For this recipe you will need:


One and quarter pounds (590gms) potatoes.

One quarter pound (125gms) of garden peas.

One good sized medium onion.

One and half pounds (680gms) of Gram flour.

1 pint of milk.

1 teaspoon of salt.

1 teaspoon of pepper.

2 teaspoons of Turmeric.

2 heaped teaspoons of Garam Masala.

Hot chilli pepper to taste. (See below.)


Preparation:


Peel and cut the potatoes into chunks and cook, but not too soft, leave to cool.

Cook the garden peas, and leave to cool.

Finely slice the onion, pieces not to long, and gently cook in a little coconut oil (or other vegetable oil, or butter) until soft , do not brown, leave aside to cool.
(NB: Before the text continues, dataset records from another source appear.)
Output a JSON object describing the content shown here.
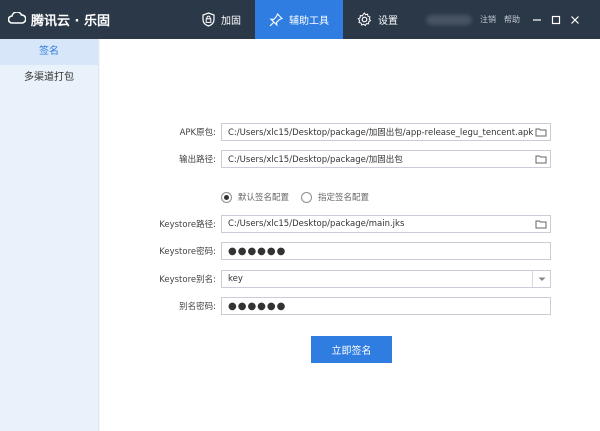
{
  "app": {
    "brand": "腾讯云 · 乐固"
  },
  "nav": [
    {
      "label": "加固",
      "icon": "shield-lock-icon"
    },
    {
      "label": "辅助工具",
      "icon": "pin-icon",
      "active": true
    },
    {
      "label": "设置",
      "icon": "gear-icon"
    }
  ],
  "titlebar": {
    "logout": "注销",
    "help": "帮助"
  },
  "sidebar": {
    "items": [
      {
        "label": "签名",
        "active": true
      },
      {
        "label": "多渠道打包"
      }
    ]
  },
  "form": {
    "apk_label": "APK原包:",
    "apk_value": "C:/Users/xlc15/Desktop/package/加固出包/app-release_legu_tencent.apk",
    "output_label": "输出路径:",
    "output_value": "C:/Users/xlc15/Desktop/package/加固出包",
    "radio_default": "默认签名配置",
    "radio_custom": "指定签名配置",
    "selected_radio": "default",
    "keystore_path_label": "Keystore路径:",
    "keystore_path_value": "C:/Users/xlc15/Desktop/package/main.jks",
    "keystore_pwd_label": "Keystore密码:",
    "keystore_pwd_value": "●●●●●●",
    "keystore_alias_label": "Keystore别名:",
    "keystore_alias_value": "key",
    "alias_pwd_label": "别名密码:",
    "alias_pwd_value": "●●●●●●",
    "submit": "立即签名"
  },
  "colors": {
    "titlebar": "#2b3848",
    "accent": "#2f7de1",
    "sidebar": "#e9f2fa"
  }
}
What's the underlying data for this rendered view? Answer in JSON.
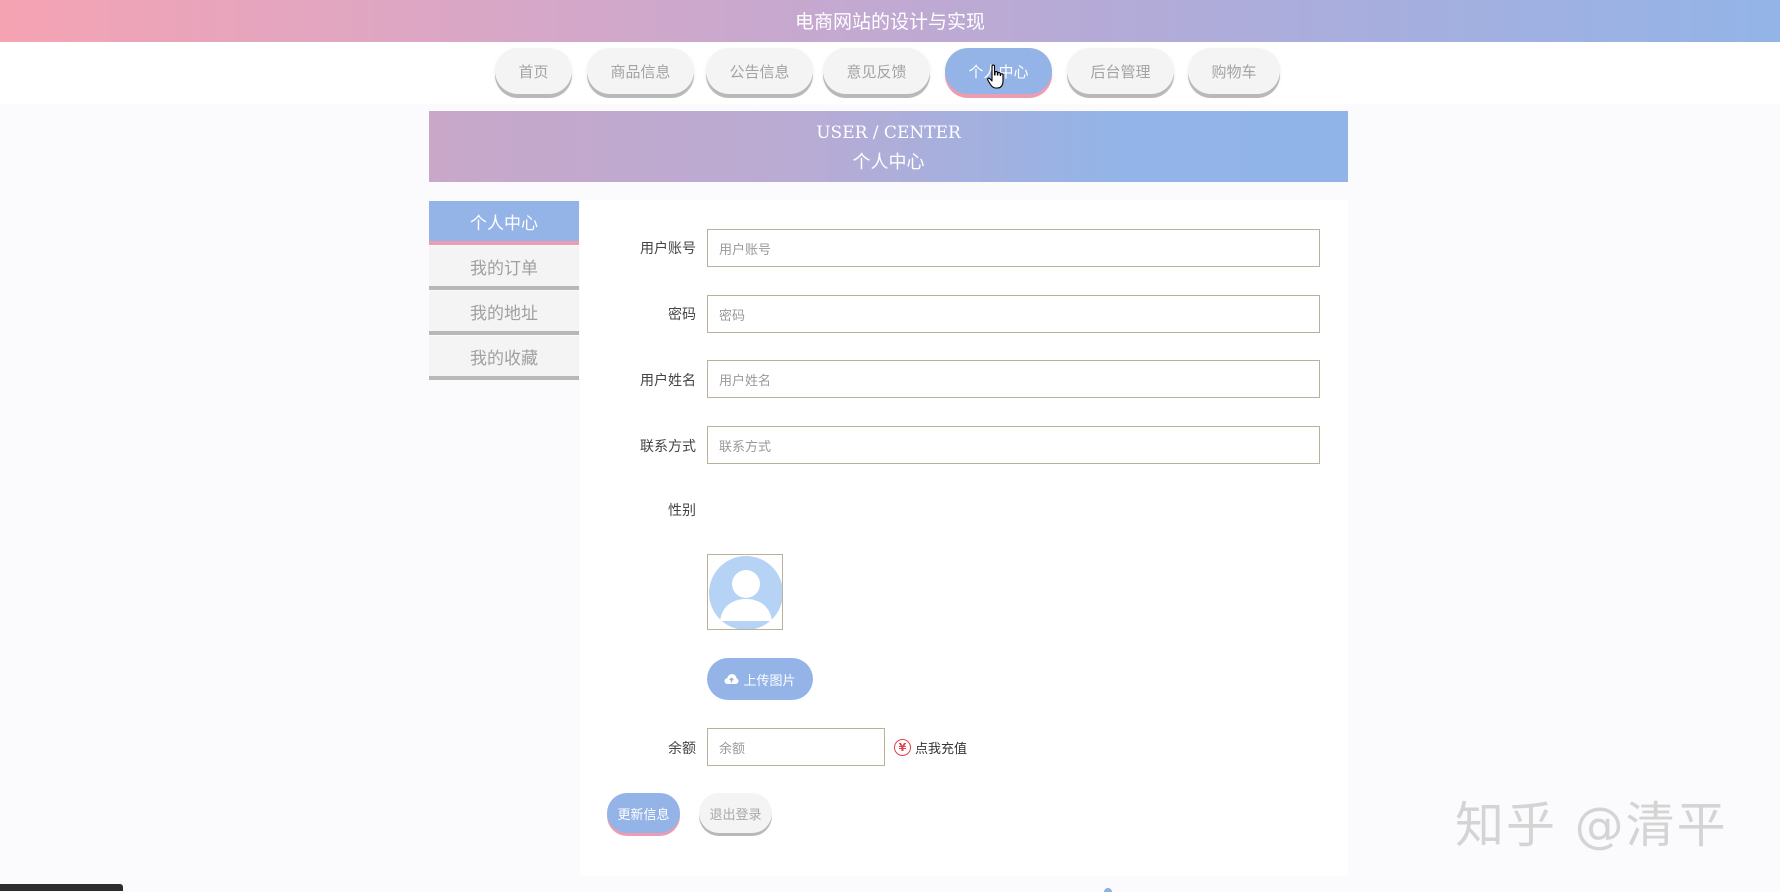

Whilst the above are cooking make the batter:


Sieve the flour, add the salt, pepper, turmeric,  garam masala, and chilli powder - half a teaspoon for a natural taste, one teaspoon for a hot taste, one and a half or 2 teaspoons if you like it very hot! Mix up well into the gram flour.


Add one pint of milk and stir well in to make a stiff batter, leaving no lumps.


Add in to the batter all the cold vegetable ingredients above, stir well, folding the mixture trying not to break up the potato pieces.


Cooking:


Heat up some Rapeseed oil (or any other vegetable oil) in a wide based pan but do not let the oil become too hot - it needs to be only medium hot. If the cooking oil is too hot then the outside of the Pakoras will cook too quickly leaving the batter and vegetables in the middle raw and uncooked.


When ready try a little dollop in the pan to taste, the batter may need more chilli powder, or salt or pepper, or garam masala, depending on your taste of course!


Use a dessert spoon to put a good dollop of the mixture into the pan, using a teaspoon to push all the mixture off the spoon. Cover the bottom of the pan with separate dollops of the mixture. As they cook they will rise to the surface, if not then break them up a little as they might have stuck together at the bottom of the pan. Once they have surfaced watch them for a few minutes and turn them over to make sure they are cooked through. This cooking process should take approximately six minutes until golden brown both sides.


Remove from the cooking pan with a slotted spoon and drain on a wire rack or absorbent kitchen paper towels. Remove any bits still in the pan, and then cook the next batches until all the batter is used up.


They can be eaten hot or cold and will keep in a fridge for a couple of days but are, of course, much better and tastier if eaten freshly made!


Variations and options:


  1. *   This batter can be used (without vegetables) to make chicken or fish pakoras but do make sure the chicken pieces (nuggets) or fish pieces, are well cooked first and left to cool before adding to the batter.

  2. *   Cooked and cold cauliflower florets can be used instead of the above.

  3. *   Finely shredded cooked cabbage, or spinach, can be used instead of peas.

*    Be creative and try other vegetables, and combinations; try minced lamb marinated in a curry paste with minted peas!